Joana Colussi shares her expertise on global agribusiness
How do you think you would fare if you moved to a new country a month before the pandemic to start on a new career track? Joana Colussi worked as reporter in her home country of Brazil, covering Brazilian agriculture, when she decided she wanted to do more and further her education.
After obtaining a master’s in agribusiness and starting a doctoral degree in Business Administration, she came to the U.S. to join the College of Agricultural, Consumer and Environmental Sciences (ACES) as a visiting research scholar. Last year, after finishing her Ph.D., she started working as a postdoctoral research associate in the Department of Agricultural and Consumer Economics (ACE). She wanted to broaden her scope and expand her global perspective. When she came to the U. of I., she felt that “living abroad is like being born again.”
ACES offered Colussi community, support, and an experience like no other. During the pandemic she felt lonely and isolated with many of her connections happening online and via LinkedIn but her advisor, ACE professor Gary Schnitkey, and her mentor, ACE professor emeritus Steve Sonka, met with her often to offer guidance and support. Joana also met with other professors who were able to address any questions she had.

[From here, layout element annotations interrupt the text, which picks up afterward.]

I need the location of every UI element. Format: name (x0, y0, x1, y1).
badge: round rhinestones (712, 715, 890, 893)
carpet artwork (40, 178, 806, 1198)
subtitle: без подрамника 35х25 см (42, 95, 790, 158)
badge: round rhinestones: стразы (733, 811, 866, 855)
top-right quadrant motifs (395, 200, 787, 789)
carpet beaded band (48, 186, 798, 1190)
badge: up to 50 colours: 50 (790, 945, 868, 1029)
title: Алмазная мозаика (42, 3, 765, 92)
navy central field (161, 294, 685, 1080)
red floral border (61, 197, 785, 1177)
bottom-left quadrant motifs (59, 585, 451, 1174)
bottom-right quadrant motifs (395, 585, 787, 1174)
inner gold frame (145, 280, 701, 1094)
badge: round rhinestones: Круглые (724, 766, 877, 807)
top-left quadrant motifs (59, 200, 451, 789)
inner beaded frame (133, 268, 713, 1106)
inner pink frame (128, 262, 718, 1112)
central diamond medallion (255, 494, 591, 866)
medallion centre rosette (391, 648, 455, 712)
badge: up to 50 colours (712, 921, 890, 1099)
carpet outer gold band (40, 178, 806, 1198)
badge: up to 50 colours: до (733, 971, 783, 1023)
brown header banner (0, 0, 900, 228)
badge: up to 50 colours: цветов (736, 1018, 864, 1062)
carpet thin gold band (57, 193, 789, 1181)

When Joana needed a new laptop in 2020, she borrowed one from the College of ACES for a while, and she appreciated the support and resources available to her.
Colussi conducts research on technology adoption on agriculture and she notes that because the U. of I. is a well-known school and a major player in the agriculture industry, people readily respond to research inquiries in the United States and countries in South America, such as Brazil, Argentina, and Paraguay. She also appreciates the extensive library resources and English as second language courses that university offers to the international scholars.
Colussi is a prolific contributor to the Illinois Extension farmdoc team, focusing on South American agriculture. In today’s global world it’s important to understand how weather and production in different parts of the world impact commodity market, she says. Her background as a journalist helps her communicate with audiences in various ways.
She has found the ACES family to be a welcoming community. “They supported me in many ways, especially with great opportunities. I never felt judged. The academic field is very competitive; yet, I didn’t feel the need to prove myself, I am treated with respect and trust” she says.
This fall, Colussi is sharing her knowledge of international agriculture with 80 students as an instructor for Global Agribusiness Management (ACE 435) at the U. of I. “It’s a huge challenge but I am learning from amazing students and enjoying the journey”.
If there is one thing to take away from this, don’t be afraid to try new things, to switch careers, to move across countries, because in the end you will end up where you belong and with the experiences you were meant to have.